CVE-2022-50659

Vulnerability

CVE-2022-50659 is a reference count leak in the Linux kernel's geode hardware random number generator (hwrng) driver. The driver uses for_each_pci_dev(), which internally calls pci_get_device(). This function increases the reference count of the returned pci_dev structure. When the loop breaks with a non-NULL pdev, the driver fails to call pci_dev_put() to decrement that reference count, leading to a leak. The fix introduces a new structure amd_geode_priv to track the PCI device pointer and memory base, ensuring pci_dev_put() is called in both normal and error paths. [1], [2], [3], [4]

Exploitation

An attacker would need local access to the system to trigger the driver's probe or removal paths repeatedly (e.g., via hotplug events or unbind/bind operations).
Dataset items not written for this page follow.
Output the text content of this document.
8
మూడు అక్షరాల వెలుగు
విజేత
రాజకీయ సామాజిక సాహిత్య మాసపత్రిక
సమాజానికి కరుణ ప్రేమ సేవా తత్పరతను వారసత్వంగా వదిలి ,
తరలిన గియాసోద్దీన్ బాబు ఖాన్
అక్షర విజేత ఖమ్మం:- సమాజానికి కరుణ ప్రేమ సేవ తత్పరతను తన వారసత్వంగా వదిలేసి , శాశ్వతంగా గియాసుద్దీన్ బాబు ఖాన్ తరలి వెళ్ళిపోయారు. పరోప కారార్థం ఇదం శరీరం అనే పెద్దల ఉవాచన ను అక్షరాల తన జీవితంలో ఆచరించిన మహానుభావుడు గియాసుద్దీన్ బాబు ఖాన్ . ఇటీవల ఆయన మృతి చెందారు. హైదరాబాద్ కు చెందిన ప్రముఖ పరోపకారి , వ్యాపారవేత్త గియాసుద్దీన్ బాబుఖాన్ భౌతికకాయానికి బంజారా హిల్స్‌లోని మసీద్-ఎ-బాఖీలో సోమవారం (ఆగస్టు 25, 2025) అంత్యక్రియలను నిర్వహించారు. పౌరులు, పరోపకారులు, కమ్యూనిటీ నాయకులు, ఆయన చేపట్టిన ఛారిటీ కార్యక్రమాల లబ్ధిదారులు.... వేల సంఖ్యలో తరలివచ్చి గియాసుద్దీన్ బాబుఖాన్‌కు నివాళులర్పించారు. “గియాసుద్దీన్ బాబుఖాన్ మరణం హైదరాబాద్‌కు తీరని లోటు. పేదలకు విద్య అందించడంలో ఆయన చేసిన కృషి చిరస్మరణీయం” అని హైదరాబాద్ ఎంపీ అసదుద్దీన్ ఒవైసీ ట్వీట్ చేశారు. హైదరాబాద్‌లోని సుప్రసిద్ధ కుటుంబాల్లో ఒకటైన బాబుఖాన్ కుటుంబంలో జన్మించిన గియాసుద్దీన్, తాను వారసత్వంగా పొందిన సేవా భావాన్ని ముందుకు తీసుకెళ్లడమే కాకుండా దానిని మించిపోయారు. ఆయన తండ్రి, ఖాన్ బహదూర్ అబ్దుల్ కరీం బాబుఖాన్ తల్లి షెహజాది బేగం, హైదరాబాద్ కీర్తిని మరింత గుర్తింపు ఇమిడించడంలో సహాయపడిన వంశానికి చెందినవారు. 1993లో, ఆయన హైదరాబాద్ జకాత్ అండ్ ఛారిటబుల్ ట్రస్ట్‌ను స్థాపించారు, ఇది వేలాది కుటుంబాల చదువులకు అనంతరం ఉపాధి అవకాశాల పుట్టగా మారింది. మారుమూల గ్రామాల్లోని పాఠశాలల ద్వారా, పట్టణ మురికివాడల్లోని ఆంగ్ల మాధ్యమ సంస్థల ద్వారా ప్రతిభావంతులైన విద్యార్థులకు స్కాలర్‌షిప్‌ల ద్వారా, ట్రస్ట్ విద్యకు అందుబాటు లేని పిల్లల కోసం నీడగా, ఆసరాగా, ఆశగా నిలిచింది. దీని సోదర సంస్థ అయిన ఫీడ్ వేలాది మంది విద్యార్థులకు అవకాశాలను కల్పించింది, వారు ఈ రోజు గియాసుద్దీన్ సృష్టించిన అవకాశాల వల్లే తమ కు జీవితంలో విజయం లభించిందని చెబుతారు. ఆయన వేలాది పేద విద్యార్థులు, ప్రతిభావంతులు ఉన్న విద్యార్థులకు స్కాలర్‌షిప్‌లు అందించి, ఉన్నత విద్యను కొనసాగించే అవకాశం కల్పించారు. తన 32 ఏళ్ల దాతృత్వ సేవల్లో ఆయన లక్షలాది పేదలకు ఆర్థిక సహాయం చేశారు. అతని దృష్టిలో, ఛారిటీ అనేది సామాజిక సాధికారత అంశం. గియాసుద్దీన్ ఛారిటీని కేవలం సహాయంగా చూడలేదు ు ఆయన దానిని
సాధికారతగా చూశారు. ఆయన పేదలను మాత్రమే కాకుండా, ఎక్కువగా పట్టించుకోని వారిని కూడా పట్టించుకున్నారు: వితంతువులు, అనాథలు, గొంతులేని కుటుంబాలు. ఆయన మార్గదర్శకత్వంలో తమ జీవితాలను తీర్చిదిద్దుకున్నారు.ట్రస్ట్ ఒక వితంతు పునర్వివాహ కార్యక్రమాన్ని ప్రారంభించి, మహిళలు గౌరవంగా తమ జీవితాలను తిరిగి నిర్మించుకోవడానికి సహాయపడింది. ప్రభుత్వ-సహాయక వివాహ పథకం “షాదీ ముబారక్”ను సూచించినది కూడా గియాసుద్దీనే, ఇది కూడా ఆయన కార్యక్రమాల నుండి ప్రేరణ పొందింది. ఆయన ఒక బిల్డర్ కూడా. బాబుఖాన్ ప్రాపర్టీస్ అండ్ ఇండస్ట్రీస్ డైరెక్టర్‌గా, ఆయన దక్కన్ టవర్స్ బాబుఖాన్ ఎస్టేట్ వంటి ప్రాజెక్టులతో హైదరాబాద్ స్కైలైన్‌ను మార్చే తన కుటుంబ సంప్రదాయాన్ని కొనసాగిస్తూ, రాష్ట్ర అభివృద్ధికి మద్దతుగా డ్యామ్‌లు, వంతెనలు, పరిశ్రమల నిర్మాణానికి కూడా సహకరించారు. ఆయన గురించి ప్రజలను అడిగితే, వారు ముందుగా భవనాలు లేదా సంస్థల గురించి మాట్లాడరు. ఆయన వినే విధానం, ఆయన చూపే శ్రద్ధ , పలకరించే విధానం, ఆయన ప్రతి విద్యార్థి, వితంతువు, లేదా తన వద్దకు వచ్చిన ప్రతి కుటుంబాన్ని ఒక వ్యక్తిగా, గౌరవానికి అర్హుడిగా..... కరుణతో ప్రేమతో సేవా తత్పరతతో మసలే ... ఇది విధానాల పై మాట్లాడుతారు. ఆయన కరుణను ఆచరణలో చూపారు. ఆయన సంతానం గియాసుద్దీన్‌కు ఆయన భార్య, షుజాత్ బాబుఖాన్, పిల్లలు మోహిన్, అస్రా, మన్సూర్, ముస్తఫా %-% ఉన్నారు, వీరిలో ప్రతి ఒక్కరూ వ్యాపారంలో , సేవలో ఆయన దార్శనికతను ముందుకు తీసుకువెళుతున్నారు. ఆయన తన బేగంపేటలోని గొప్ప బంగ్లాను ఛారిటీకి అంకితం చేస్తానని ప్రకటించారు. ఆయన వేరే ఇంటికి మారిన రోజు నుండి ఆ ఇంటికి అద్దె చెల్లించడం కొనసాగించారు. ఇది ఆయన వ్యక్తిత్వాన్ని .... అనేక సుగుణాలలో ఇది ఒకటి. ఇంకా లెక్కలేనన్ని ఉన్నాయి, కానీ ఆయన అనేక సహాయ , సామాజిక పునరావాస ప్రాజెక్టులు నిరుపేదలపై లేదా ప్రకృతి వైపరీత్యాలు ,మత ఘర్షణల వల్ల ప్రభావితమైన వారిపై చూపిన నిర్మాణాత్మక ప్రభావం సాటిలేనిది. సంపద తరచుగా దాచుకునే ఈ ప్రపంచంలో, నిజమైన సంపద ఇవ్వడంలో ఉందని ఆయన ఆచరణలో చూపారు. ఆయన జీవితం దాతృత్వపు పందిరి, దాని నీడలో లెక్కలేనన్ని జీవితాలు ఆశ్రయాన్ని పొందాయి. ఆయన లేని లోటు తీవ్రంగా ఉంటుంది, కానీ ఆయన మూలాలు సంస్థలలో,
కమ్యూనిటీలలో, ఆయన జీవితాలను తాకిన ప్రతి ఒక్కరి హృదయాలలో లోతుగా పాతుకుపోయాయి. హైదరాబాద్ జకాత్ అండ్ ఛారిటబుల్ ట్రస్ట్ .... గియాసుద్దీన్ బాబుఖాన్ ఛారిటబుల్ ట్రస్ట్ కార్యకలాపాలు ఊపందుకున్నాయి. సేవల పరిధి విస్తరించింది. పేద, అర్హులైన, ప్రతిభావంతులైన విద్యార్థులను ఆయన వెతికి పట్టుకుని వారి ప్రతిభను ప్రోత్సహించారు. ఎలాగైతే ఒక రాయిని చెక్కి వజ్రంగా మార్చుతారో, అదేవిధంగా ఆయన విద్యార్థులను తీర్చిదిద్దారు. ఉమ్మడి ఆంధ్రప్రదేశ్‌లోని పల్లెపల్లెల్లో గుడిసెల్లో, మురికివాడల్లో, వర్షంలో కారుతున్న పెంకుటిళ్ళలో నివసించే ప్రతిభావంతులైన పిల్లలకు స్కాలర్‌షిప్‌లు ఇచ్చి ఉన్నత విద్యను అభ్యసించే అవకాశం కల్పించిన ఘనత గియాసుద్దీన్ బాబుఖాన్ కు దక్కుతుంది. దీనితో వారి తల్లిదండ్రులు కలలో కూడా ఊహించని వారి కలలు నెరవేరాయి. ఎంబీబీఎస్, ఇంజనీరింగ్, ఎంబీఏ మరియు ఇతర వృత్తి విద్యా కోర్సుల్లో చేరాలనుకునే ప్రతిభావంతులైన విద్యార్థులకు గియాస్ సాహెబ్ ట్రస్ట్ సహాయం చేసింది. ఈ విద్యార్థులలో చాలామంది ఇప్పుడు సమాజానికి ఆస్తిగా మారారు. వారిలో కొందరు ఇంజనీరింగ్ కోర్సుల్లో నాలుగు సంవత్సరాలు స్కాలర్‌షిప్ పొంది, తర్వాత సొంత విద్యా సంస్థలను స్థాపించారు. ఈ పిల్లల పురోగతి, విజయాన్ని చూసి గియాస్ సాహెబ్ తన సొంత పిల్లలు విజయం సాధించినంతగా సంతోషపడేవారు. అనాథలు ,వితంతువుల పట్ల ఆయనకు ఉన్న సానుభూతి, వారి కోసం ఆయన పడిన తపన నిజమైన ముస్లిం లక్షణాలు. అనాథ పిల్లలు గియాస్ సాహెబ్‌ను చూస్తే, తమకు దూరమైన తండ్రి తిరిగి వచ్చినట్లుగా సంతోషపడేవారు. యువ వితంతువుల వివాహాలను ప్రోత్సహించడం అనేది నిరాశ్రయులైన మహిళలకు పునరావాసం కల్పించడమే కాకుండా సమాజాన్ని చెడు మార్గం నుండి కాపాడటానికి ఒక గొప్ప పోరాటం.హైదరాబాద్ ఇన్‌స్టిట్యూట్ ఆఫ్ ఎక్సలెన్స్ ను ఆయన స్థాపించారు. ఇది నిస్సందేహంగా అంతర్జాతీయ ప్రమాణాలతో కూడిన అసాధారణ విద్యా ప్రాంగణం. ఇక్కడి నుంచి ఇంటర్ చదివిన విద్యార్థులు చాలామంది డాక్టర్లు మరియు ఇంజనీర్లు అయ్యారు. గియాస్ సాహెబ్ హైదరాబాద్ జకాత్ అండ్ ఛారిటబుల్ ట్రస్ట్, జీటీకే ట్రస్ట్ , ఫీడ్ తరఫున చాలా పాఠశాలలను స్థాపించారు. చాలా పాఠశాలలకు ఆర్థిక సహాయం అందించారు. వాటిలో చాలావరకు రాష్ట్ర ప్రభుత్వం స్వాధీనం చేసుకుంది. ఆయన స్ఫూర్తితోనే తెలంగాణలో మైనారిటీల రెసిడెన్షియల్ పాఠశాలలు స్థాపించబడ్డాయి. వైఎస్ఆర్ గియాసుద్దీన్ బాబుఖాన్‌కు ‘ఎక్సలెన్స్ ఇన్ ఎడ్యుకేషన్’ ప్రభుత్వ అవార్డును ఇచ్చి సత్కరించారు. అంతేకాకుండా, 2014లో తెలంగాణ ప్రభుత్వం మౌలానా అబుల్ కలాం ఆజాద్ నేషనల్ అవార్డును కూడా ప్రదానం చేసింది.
No special privileges beyond local user access are required if the hardware is present, as the driver may be probed automatically. The root cause is a missing cleanup in the driver's error handling and teardown logic.

Impact

The leak causes the kernel's reference count for the PCI device to never reach zero, preventing proper release of the device's resources. Over time, this can lead to resource exhaustion, potentially causing denial-of-service conditions such as inability to allocate new PCI devices or memory. The issue is low severity (CVSS not provided but typically low) and affects systems with AMD Geode processors using the hardware RNG.

Mitigation

The fix was applied to the Linux kernel stable tree in commits [1], [2], [3], and [4]. Users should update to kernel versions containing these commits (e.g., 5.10.163, 5.15.88, 6.1.8, or later). No workaround is available; the patch must be applied.